To begin, I am an early riser. I am up by 3am (4 at the latest), and begin my morning with about 16 ounces of water. Most of us are dehydrated upon waking, so immediately downing some water kickstarts hydration, digestion, and coats the belly for the oh-so acidic black coffee that usually comes next. I like to get in a sweat first thing, so I either hop on the elliptical at my house or if time permits and I want added intensity, I will head to the gym just down the road and sweat it out on the stair mill. Although I take in BCAA’s (branch chain amino acids) while completing my cardio, by the time I am finished, I’m ravished. Breakfast for me is always one of two meals: either oatmeal and egg whites topped with Texas Pete (the best hot sauce ever), or riced cauliflower mixed with shredded potatoes, bell peppers and egg whites with a side of fruit. The first option is usually on days when I am in a bit of a hurry or am working out within an hour of eating. The second option takes a bit longer to prepare and takes longer to digest, so this breakfast choice I save for days that I train later in the day.


Three days a week I coach the early classes at F45, which leaves me getting ready and heading out immediately after breakfast. When coaching in the am I typically cover three classes, and am done by 9:00. My calorie expenditure is always at least 200 cals per class, so by the end, I am more than ready for meal two. I try my best to have something prepped and waiting for me at home or at least something that I can fix up relatively quick; this way, I’m not tempted to drive through and scoop something up on the way home. A typical lunch for me includes pre-prepped veggies of some sort (the last two weeks has been broccoli and red potatoes), a protein source (a veggie patty or egg whites), and fat (almost always avocado or olive oil).

 

Once my lunch settles, the pup and I will take our am neighborhood stroll. Our walks are divided into two sessions now that it’s getting warm, so we’re back home within 15 minutes. I use the next couple of hours of the day to take care of my “to-do’s.” By noon I’m munching on my pre-workout snack, which almost always includes some sort of fruit, whether it be on top of oats, yogurt, or mixed within a smoothie.
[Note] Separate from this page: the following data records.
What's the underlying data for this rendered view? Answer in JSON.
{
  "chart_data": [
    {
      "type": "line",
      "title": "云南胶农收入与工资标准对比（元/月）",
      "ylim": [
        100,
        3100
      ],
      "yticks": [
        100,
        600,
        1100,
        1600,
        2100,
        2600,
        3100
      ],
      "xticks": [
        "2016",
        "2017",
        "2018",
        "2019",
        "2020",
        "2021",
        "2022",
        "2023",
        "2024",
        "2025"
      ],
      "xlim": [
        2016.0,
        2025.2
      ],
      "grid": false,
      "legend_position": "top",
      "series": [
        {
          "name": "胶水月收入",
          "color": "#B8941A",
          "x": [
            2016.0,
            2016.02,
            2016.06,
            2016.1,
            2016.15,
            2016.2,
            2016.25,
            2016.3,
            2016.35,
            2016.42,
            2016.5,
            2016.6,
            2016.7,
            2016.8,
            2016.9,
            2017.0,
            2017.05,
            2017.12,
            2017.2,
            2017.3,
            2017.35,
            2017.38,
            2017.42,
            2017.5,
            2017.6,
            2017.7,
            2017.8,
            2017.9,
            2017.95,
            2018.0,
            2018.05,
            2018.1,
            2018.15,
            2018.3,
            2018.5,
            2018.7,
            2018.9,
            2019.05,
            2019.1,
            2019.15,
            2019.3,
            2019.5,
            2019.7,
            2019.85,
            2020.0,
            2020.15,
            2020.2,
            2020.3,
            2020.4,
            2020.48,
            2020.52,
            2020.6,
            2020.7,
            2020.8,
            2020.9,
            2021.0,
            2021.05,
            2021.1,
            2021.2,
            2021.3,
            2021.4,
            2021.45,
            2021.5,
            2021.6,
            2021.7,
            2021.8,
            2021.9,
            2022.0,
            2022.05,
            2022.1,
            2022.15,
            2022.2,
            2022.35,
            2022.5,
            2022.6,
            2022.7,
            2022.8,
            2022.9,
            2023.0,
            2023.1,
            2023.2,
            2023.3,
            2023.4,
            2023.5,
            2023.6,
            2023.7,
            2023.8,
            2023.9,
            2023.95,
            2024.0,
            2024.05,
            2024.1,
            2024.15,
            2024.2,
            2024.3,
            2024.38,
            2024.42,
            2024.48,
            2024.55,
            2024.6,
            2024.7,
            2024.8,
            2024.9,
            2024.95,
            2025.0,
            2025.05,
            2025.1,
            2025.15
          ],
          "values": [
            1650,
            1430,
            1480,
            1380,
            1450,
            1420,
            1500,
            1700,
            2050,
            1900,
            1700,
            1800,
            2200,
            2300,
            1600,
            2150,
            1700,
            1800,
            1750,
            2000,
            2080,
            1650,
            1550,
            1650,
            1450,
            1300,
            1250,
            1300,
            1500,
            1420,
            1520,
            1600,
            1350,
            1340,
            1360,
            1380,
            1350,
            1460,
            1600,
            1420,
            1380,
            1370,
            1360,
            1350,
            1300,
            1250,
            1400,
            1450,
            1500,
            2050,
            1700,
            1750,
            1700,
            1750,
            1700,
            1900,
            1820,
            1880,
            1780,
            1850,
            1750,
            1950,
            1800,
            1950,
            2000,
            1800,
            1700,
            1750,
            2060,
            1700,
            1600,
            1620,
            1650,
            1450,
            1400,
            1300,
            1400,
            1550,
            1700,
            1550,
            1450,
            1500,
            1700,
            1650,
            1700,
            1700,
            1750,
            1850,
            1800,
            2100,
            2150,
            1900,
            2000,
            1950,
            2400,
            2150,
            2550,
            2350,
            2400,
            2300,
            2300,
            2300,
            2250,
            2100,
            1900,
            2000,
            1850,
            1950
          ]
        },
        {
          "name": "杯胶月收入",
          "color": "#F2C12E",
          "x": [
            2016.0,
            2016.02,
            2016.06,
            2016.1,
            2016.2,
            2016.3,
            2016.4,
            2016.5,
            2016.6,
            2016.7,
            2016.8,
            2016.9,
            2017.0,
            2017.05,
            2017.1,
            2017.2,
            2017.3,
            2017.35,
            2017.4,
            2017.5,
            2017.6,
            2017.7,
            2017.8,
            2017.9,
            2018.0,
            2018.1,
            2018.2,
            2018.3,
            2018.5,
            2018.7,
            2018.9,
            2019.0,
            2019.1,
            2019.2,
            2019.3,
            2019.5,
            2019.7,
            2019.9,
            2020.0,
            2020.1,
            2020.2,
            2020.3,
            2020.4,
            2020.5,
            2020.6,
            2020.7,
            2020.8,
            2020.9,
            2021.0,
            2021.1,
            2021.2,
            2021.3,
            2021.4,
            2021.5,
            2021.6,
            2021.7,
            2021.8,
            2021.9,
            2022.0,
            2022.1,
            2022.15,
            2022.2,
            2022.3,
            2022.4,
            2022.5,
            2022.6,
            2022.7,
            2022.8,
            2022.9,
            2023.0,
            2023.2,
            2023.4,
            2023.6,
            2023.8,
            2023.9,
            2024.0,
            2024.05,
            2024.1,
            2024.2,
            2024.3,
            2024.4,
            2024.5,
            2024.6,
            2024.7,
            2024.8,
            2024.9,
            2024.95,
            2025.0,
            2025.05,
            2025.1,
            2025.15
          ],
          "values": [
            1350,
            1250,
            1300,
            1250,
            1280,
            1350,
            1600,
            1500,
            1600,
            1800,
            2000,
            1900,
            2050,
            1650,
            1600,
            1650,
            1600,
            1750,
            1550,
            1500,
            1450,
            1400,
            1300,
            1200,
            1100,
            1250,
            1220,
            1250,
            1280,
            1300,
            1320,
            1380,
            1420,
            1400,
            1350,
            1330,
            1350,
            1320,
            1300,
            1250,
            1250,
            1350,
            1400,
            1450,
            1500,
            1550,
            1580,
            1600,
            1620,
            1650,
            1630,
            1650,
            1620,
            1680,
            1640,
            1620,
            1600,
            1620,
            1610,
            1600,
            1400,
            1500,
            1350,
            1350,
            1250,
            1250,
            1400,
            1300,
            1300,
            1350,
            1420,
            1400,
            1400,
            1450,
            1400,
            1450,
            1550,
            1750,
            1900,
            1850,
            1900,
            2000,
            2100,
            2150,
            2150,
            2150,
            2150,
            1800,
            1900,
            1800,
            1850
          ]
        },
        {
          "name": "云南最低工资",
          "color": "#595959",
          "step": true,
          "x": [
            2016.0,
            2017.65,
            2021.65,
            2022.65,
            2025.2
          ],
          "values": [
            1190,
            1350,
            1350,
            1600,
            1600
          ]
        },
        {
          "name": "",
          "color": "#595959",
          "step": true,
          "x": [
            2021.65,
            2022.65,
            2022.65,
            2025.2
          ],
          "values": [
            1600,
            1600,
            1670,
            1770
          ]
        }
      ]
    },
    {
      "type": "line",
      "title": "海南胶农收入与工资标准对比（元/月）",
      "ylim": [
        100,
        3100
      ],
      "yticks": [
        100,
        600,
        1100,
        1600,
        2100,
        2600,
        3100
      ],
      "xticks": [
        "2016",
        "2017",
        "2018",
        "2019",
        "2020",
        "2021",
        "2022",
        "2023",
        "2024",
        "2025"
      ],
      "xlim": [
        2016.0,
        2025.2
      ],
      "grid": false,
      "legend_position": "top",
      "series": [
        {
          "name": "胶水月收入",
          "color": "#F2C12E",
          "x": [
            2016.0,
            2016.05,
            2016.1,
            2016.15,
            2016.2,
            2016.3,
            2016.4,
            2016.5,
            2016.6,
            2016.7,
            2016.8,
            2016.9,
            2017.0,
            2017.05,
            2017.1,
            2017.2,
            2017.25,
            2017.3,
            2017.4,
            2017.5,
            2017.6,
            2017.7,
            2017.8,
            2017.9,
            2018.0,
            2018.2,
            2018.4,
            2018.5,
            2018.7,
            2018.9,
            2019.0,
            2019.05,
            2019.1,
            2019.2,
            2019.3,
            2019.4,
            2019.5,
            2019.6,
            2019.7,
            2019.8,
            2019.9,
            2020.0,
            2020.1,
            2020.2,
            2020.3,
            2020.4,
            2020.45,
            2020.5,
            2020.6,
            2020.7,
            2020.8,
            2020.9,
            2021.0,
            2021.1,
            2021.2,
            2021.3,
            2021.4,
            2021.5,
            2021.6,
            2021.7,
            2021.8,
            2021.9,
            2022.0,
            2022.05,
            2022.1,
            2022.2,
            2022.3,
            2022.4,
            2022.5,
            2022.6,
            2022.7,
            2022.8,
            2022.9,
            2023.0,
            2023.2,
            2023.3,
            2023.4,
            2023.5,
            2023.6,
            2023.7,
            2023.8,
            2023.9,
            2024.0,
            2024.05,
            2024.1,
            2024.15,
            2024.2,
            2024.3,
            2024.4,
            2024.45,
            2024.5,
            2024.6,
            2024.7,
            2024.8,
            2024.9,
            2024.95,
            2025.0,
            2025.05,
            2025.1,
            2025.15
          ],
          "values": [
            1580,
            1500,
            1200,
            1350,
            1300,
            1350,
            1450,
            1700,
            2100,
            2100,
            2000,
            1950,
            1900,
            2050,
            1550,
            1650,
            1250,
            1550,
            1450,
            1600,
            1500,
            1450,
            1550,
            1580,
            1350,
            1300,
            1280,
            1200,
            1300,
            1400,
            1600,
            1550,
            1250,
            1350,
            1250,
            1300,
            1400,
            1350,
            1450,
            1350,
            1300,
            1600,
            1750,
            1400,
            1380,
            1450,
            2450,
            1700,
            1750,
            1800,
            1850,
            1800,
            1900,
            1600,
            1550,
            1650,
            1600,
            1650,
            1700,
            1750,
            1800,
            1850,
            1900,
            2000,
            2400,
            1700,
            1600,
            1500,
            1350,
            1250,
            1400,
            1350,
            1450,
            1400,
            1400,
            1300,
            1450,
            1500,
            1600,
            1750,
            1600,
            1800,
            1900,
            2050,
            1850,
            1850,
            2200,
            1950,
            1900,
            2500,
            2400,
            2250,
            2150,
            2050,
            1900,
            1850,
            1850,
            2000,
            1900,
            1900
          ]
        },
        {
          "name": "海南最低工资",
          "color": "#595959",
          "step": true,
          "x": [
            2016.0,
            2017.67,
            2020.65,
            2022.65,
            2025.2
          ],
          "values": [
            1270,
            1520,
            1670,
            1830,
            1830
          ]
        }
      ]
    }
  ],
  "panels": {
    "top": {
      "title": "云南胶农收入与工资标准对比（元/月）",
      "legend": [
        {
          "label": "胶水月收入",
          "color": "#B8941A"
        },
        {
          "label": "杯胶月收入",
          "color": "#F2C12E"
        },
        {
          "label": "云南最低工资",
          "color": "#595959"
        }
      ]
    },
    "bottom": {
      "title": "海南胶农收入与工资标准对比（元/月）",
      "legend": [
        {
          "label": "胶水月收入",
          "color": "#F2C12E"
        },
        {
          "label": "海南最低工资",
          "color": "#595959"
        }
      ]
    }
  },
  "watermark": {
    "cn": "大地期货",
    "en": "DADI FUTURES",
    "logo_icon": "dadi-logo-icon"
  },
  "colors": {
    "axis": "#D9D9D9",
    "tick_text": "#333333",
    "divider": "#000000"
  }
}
On a typical training day, I’ll spend about 60 to 90 minutes in the gym depending on my programming. I try to make certain that I eat within 1 hour of my weight training (for optimal recovery). My post-workout meal always consists of a faster absorbing carb and a protein. Protein pancakes with fruit is a top choice!


If most of you are like me, I find that I have a good amount of energy for a couple of hours following my workout. After my post-workout meal the pup and I will either take another short stroll or take it to the backyard for a few minutes of playtime. My afternoons are spent completing client check-ins, studying or taking care of things around the house. I go to bed fairly early, so I am usually prepping dinner around 4 or 5. I find (like most), I am much hungrier in the evening. In order to feel completely satisfied, I load up on fibrous veggies: broccoli, okra, eggplant, green beans, zucchini, and cauliflower are my usual go-to’s.

 

There is no rule stating how many meals one should have per day, nor is there enough evidence stating that meal timing is detrimental to training; however, for me, I find that 4 to 5 meals spread throughout the day works best. Some individuals may react better to 2 to 3 larger meals. The bottom line, the foods you choose to eat are far more important than when you eat them.

Cheers to an incredible week ahead and staying on track!